In honor of Father’s Day to our ‘RAD‘ Dads, Institute For Attachment and Child Development posted a blog about the importance of a united front, self-care, and “nurturing the enemy” titled 10 ways dads of kids with reactive attachment disorder can protect their familiesMoms and dads work hard providing for their families, nurturing their families, and loving their families even when family members get a bit prickly.

It is ok to feel frustrated, you may even feel confused, or at a loss for what to do next when faced with reactive aggression. Know this, our loved ones are functioning from a place of pain when they become dysregulated. What you have control over is your reaction to any given situation. It is hard to be loving when you feel the need to defend yourself. The calm you provide in the midst of the chaos can help your child know they are loved and are lovable. For your child, knowing they have your safety, your support, and your calm security can help them while they battle their demons.  That does not mean you should neglect your self-care or that of your partner.

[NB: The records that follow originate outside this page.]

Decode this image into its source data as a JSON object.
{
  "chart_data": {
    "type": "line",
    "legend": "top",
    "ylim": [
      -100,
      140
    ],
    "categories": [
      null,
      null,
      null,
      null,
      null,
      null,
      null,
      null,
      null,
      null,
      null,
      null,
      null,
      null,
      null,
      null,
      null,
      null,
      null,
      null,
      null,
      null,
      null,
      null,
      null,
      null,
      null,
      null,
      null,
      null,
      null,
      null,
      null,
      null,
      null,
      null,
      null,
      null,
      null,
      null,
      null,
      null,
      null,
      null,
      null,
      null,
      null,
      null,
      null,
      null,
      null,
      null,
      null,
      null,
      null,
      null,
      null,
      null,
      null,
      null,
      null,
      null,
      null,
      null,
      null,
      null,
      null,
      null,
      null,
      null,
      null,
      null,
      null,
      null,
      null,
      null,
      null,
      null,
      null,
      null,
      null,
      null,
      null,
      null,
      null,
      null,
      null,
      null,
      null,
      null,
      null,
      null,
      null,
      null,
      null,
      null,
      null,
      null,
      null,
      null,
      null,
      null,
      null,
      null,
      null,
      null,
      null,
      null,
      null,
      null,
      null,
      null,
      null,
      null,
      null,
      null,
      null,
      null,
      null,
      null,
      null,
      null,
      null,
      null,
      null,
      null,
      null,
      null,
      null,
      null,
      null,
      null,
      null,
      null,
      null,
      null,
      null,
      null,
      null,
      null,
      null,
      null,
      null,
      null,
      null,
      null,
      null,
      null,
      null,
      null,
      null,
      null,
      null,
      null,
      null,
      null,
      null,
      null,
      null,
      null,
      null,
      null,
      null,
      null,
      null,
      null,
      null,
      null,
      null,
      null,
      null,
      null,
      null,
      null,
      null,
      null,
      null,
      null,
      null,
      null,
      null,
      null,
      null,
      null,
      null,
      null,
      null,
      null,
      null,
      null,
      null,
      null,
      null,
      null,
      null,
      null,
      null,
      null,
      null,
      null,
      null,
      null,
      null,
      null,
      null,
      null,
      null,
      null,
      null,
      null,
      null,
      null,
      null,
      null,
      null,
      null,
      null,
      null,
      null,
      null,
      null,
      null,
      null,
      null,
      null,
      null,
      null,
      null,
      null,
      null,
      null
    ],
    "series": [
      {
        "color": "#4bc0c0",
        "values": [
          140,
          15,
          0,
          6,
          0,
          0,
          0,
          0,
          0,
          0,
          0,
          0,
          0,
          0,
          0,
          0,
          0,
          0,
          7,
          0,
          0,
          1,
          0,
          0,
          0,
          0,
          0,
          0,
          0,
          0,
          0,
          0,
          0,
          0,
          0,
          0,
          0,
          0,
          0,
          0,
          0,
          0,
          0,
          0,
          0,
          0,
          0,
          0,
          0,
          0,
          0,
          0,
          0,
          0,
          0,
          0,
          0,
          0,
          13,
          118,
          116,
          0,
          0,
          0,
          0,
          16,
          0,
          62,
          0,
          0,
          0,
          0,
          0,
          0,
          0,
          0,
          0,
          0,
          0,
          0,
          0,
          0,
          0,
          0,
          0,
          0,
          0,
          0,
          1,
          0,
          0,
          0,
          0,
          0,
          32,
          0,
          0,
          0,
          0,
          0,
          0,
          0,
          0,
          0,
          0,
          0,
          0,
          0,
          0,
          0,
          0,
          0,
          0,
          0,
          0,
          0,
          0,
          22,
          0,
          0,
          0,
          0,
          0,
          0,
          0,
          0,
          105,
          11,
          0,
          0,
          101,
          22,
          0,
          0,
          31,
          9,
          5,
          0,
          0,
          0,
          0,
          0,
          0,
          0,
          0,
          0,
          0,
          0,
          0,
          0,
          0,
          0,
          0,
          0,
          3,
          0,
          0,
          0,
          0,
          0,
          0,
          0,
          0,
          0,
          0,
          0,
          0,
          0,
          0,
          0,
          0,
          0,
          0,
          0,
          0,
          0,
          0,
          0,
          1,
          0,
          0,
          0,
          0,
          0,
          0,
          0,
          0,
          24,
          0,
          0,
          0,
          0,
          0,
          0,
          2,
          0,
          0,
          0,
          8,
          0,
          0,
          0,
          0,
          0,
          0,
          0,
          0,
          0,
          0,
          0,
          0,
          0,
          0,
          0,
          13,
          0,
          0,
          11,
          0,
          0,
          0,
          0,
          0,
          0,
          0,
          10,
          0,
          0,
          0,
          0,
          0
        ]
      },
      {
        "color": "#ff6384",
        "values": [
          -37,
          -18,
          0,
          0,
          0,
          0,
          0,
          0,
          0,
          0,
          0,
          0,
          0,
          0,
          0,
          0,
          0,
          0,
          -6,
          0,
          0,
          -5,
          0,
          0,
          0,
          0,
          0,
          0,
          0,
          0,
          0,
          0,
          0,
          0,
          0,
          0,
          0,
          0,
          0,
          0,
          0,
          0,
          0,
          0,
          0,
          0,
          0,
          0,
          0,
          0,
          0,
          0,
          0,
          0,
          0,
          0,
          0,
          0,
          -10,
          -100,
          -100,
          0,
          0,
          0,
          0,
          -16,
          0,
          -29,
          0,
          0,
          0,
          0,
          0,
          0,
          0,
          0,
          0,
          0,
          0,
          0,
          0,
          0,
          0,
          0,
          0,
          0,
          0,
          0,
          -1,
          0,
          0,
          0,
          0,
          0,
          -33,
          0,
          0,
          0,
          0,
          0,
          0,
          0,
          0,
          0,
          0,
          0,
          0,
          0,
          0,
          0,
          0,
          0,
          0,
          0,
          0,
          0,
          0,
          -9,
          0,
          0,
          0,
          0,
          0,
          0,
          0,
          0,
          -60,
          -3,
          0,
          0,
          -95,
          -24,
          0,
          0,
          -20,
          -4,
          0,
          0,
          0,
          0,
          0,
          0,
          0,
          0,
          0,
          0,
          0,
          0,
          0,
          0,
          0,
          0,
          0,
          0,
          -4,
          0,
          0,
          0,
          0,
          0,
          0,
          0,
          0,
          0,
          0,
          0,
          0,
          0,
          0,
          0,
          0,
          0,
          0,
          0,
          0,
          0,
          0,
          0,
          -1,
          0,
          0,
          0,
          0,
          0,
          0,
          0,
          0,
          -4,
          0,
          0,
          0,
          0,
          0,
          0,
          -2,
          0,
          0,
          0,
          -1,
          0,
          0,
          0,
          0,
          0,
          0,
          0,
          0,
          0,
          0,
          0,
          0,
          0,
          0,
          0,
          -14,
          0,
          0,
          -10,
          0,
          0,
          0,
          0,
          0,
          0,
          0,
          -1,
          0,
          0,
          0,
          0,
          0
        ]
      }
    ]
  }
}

There is still powerful toxic energy coming at you, and in need of some way to dissipate. As your child dealing with reactive attachment work to discharge his, or her pain, the intense emotions fall on your shoulders because you are “safe,” and can “handle” anything. At least, that is what I know about my parents. Your mission, if you choose to accept, is to practice letting go of those bad feelings for your child, without dropping an anvil of emotion onto someone else’s head. You must also practice caring for your wounded heart through activities of relaxation like reading or creating; or activities of stimulation like walking fast, running, or playing a sport, for example. To use a quote someone had shared with me, “Take your oxygen first,” you cannot help someone if you are passed out in your seat.